I bet Corbin sends you flowers for V-day. I need a Valentine so I’m not a total loser. Maybe we can go—
I balled up the note. What was she even talking about? Her note, this classroom, this desk, the Battle of Saratoga, seemed so unimportant. Vickie looked horrified. The bell rang, and I bolted up from my chair.
“What’s your deal?” Vickie asked. “You’d think it was Corbin coming over for dinner, not some criminal.”
“You don’t understand,” I said, slinging my bag over my shoulder. “You just don’t. You’re completely dense.”
In the hallway, Vickie tucked her binder under her arm. “You’re right, I don’t. But I do understand I’m not driving you home. Find your own ride,” she said, walking off.
“No, Vickie, wait.” The hallway filled with students. I held my history book to my chest and did my best to push through. “I’m sorry,” I said as I caught up, matching her long strides. “I didn’t mean to—”
I nearly ran headlong into Val coming out of Physics. “Hey,” she said.
I grabbed Vickie’s elbow at the last second, and she whirled around. “Seriously, Lake.

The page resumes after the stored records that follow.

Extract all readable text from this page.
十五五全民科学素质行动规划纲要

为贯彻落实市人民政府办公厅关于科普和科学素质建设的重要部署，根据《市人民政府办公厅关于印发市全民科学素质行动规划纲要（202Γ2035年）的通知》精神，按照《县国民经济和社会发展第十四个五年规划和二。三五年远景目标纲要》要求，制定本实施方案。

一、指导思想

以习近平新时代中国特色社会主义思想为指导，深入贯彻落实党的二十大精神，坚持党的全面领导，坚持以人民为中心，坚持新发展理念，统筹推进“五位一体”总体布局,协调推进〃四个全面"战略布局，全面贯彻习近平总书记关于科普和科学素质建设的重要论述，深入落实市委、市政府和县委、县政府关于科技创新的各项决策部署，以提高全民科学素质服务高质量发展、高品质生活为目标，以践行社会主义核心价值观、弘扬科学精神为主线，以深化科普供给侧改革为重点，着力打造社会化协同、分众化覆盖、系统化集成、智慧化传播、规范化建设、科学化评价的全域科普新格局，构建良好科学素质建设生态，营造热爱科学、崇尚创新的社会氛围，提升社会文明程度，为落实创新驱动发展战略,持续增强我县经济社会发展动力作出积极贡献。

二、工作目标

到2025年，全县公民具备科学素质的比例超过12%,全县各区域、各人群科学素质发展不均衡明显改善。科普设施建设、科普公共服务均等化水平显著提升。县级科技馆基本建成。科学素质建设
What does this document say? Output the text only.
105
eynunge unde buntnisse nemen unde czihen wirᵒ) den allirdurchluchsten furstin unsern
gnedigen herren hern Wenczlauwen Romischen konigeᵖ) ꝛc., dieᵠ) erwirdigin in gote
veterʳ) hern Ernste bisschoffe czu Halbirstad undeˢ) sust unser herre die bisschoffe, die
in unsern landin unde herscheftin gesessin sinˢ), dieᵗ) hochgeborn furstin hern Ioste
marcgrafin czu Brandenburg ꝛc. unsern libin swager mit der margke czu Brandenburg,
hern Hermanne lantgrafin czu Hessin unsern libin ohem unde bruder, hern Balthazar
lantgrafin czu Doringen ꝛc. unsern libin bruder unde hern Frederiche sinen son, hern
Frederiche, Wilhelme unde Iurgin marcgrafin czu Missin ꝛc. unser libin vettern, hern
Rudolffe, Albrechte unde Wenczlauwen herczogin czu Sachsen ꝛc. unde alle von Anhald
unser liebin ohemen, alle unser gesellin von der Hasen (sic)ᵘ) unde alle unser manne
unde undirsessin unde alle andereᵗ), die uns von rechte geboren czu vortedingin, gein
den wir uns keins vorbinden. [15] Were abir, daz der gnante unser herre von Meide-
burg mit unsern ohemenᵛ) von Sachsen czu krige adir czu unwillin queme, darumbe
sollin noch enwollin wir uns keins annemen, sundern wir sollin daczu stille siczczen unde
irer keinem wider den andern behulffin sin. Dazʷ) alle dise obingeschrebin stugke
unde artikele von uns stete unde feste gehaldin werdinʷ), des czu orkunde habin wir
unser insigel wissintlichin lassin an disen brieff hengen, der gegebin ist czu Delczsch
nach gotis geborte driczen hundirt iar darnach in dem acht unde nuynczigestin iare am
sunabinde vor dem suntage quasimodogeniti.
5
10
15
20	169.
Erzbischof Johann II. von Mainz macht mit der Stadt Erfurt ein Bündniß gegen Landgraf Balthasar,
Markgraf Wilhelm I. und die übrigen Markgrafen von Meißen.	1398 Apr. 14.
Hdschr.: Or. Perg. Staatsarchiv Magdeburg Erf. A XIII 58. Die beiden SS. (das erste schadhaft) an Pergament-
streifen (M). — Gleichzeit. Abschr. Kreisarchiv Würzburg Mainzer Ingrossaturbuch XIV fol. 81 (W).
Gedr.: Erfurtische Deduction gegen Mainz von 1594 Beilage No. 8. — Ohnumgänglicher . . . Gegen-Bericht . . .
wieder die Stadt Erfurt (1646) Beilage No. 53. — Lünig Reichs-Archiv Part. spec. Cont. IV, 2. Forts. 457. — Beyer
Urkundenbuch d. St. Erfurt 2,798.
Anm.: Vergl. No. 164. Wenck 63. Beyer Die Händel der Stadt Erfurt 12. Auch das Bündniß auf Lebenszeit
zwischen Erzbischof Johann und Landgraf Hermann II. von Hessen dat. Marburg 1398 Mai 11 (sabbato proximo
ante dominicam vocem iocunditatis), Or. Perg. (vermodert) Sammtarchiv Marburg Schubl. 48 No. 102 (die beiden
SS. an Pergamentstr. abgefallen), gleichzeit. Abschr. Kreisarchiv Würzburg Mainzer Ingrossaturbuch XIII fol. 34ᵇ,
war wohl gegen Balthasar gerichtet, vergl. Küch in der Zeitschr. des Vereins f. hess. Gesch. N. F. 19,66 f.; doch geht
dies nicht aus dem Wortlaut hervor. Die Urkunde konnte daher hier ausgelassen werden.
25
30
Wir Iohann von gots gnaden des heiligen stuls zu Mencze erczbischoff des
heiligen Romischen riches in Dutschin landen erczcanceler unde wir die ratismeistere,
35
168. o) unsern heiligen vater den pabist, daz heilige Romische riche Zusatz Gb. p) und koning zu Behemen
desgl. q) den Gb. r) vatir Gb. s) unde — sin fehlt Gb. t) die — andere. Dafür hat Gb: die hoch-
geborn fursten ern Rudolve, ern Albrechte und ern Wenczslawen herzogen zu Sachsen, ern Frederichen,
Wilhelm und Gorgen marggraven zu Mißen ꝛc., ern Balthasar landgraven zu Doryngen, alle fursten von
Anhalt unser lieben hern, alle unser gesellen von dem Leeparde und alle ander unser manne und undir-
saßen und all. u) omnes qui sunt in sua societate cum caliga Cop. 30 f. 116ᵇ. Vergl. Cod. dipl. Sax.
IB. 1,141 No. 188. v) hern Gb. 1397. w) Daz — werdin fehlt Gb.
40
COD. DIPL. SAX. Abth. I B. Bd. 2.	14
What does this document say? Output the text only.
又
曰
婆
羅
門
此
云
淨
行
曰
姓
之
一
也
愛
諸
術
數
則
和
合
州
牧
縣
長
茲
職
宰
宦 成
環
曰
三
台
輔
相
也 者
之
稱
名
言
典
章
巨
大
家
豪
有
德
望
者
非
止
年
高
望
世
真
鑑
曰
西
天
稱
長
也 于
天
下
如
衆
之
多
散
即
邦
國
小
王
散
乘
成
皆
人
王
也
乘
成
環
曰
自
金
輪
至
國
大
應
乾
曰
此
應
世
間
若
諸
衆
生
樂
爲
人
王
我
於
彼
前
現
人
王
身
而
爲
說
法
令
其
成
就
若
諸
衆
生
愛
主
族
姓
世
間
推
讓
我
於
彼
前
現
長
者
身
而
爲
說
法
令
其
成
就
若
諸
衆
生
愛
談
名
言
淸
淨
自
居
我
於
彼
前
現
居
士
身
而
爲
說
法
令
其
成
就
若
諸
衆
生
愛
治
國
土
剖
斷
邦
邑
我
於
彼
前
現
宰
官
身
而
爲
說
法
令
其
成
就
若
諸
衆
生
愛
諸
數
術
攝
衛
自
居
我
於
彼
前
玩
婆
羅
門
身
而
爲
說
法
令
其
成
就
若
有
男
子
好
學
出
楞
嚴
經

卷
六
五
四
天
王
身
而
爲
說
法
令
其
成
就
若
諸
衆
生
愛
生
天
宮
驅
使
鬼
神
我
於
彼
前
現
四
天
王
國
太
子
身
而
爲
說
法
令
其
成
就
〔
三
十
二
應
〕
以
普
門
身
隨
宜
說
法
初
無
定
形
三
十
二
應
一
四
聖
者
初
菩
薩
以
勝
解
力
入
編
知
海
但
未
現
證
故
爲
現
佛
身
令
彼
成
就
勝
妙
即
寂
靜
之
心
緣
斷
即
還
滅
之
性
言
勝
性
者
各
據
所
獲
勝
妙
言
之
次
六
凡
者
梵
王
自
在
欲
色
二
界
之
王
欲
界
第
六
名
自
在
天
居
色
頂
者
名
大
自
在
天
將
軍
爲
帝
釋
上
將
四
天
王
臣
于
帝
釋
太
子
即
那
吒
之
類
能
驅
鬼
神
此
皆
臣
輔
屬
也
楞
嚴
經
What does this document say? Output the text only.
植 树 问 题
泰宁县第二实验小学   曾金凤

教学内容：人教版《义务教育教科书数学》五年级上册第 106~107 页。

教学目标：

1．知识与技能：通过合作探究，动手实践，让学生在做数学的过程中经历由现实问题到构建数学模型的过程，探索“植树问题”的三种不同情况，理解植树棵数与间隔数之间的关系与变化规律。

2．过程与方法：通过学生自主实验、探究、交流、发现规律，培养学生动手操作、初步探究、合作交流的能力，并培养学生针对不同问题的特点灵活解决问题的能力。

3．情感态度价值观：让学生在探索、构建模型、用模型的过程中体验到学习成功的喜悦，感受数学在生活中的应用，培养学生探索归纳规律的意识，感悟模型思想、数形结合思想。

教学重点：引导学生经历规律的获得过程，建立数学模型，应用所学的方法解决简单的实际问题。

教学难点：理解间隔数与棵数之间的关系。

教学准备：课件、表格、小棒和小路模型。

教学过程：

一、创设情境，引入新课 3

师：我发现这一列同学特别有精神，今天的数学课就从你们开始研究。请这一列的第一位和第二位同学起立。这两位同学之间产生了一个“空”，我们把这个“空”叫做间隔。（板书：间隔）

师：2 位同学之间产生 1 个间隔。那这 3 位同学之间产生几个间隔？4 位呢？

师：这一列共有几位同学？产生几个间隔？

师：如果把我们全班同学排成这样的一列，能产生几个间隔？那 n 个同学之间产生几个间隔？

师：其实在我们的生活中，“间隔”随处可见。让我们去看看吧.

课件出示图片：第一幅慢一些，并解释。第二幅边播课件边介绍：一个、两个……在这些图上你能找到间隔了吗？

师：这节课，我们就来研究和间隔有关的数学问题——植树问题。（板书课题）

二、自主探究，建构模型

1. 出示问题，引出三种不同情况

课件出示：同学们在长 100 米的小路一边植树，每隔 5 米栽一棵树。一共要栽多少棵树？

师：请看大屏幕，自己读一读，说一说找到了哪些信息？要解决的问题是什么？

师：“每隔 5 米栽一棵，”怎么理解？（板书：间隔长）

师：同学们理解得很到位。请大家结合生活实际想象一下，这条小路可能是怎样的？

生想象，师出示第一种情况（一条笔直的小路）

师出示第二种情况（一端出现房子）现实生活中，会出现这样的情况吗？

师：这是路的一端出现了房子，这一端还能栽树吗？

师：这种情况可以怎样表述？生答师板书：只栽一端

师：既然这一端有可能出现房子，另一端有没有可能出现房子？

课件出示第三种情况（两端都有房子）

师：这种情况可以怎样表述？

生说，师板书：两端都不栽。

You’ve been such a bitch lately.”
“Whoa,” Val said. “Totally uncalled for.”
Stopped in the middle of the hall, our classmates were forced to scatter around us. “You’re right, I have,” I said. “I’ve been under so much pressure.”
“So have I,” Vickie said. “You think just because you’re going to a top college that nobody else’s life matters.”
“What are you talking about?” I asked.
She took her arm back. “You haven’t even asked how this has been for the rest of us.”
“That’s not true. You want to go UNLV and major in communications. What else is there to know?”